Vous déplorez donc que « d’autres techniques n’ont pas été étudiées » en donnant pour exemple quelque chose d’étudié depuis 1991 et dont il est dit dans le Code de l’Environnement qu’il ne s’agit pas d’une alternative au stockage géologique. Votre proposition est en contradiction avec l’objectif de réduire la charge sur les générations futures, parce qu’elle consiste à faire du temporaire à durée indéterminée. Elle consiste tout simplement à ne rien faire et laisser nos descendants décider et agir.

Je ne pense pas que ce soit par malveillance, mais par ignorance. C’est regrettable, car à peu près tout ce que je raconte est très bien expliqué dans la fiche 7 de la note de synthèse de « clarification des controverses techniques », réalisée par la commission particulière en charge du débat public sur le Plan National de Gestion des Matières et Déchets Radioactifs.
Je parle là d’à peine 4 pages intitulées « Alternatives au stockage géologique profond » d’un dossier faisant partie des premiers documents mis à disposition au lancement du Débat Public.

La note de synthèse complète fait 37 pages très rapides à lire et accessibles à n’importe qui, sans connaissances particulières pré-requises, et a été avalisée par les différents acteurs du débat public, des industriels aux ONG antinucléaires.

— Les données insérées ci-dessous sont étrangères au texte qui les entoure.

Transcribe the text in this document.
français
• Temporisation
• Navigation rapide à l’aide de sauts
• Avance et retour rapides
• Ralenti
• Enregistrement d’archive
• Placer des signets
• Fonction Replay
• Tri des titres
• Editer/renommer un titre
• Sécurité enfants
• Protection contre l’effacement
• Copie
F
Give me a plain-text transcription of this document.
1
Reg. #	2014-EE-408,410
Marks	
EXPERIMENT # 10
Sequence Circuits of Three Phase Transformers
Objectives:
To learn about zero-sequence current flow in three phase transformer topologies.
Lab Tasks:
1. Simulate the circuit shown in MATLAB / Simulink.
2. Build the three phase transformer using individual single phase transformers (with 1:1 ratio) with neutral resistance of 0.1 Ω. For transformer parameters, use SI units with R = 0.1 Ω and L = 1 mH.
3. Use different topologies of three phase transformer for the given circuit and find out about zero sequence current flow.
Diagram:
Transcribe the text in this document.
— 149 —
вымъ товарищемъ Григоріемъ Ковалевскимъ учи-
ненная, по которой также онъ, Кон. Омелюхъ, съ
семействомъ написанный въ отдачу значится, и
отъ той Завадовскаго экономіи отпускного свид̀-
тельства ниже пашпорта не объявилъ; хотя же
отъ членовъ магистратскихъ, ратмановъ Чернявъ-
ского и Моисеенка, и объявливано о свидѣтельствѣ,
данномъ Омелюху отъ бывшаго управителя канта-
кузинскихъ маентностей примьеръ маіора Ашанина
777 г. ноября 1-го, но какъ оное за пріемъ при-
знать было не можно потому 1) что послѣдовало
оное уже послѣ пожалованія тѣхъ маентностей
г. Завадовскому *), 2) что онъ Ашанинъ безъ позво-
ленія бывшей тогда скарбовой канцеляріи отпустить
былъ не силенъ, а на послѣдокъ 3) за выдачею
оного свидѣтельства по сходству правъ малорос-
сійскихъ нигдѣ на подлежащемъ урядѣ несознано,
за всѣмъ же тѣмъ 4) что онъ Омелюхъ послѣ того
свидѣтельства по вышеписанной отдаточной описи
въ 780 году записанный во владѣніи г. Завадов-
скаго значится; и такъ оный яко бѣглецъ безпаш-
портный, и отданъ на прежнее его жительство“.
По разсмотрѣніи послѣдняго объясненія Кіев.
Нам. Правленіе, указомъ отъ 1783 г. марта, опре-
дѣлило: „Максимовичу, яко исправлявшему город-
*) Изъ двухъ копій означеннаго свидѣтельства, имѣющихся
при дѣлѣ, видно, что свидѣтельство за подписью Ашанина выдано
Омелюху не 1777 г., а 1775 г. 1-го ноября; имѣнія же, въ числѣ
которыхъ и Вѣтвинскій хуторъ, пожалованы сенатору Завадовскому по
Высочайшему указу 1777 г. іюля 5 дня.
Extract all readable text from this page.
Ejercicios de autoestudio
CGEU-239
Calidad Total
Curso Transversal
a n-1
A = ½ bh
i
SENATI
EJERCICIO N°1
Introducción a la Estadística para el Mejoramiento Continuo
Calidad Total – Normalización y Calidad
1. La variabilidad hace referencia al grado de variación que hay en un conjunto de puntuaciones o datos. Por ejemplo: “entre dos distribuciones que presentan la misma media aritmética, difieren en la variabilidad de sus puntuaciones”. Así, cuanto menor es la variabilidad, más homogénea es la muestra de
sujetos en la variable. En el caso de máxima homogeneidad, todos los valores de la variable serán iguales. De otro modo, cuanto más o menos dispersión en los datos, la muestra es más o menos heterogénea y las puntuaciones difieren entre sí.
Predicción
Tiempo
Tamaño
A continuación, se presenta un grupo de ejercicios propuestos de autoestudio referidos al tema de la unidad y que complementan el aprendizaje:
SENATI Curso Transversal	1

Je pense qu’avant de donner votre avis dans la presse, vous auriez du commencer par lire ce document. J’espère au moins que ça sera fait avant la fin du débat public, ça me paraît indispensable pour la rapporteure du PNGMDR !

Enfin, le stockage géologique tel qu’actuellement envisagé est prévu pour être réversible pendant environ un siècle. C’est donc, en quelque sorte, de l’entreposage compatible avec une transformation en stockage. Cela veut dire qu’alors que nous créons des déchets nucléaires depuis bientôt un siècle, on se donne encore un siècle pour la recherche, avant d’engager des décisions irréversibles. Néanmoins, en commençant au plus tôt le stockage géologique, on évite de juste attendre, passifs, pendant tout ce temps : on donne le choix aux générations futures de sceller le stockage géologique, ou de revenir dessus.

Si on se contente d’attendre mieux, sans rien faire, on ne leur laisse aucun choix. Et puis, combien de temps faudrait-il attendre ? Deux siècles ? Mille ans ? Il y a un jour où vous envisageriez de trancher, ou l’on érige la procrastination comme maître mot ?

En résumé, après avoir défendu une option irréaliste par définition, vous terminez en proposant d’attendre passivement, sans prévoir de gestion à long terme des déchets nucléaires.
C’est une opinion approximative comme pourrait en avoir n’importe qui n’ayant pas particulièrement creusé le sujet, à commencer par la documentation mise à disposition par la CNDP. Et de la part de la rapporteure du PNGMDR je trouve que ça craint.

Une version TLDR des essentiels à retenir :

  1. Le stockage c’est définitif, l’entreposage c’est temporaire
  2. Pour les déchets de moyenne et haute activité à vie longue (MHAVL), l’entreposage c’est ce qu’on fait depuis toujours
  3. Il n’est pas envisagé de faire de l’entreposage à renouveler éternellement (générations futures, tout ça)
  4. La séparation-transmutation n’est pas une alternative au stockage en l’état actuel des connaissances
  5. On ne peut pas attendre éternellement en espérant un changement positif des connaissances, un jour
  6. Malgré tout, on n’engage aucune action définitive avant 100 ans
  7. Le stockage est donc la seule voie de gestion à long terme des MHAVL qui ne repose pas sur les géné. futures
  8. Le stockage n’est possible qu’en couches géologiques profondes
  9. Il faut lire la note de clarification des controverses du débat public avant de se lancer dans le débat, elle est vraiment excellente.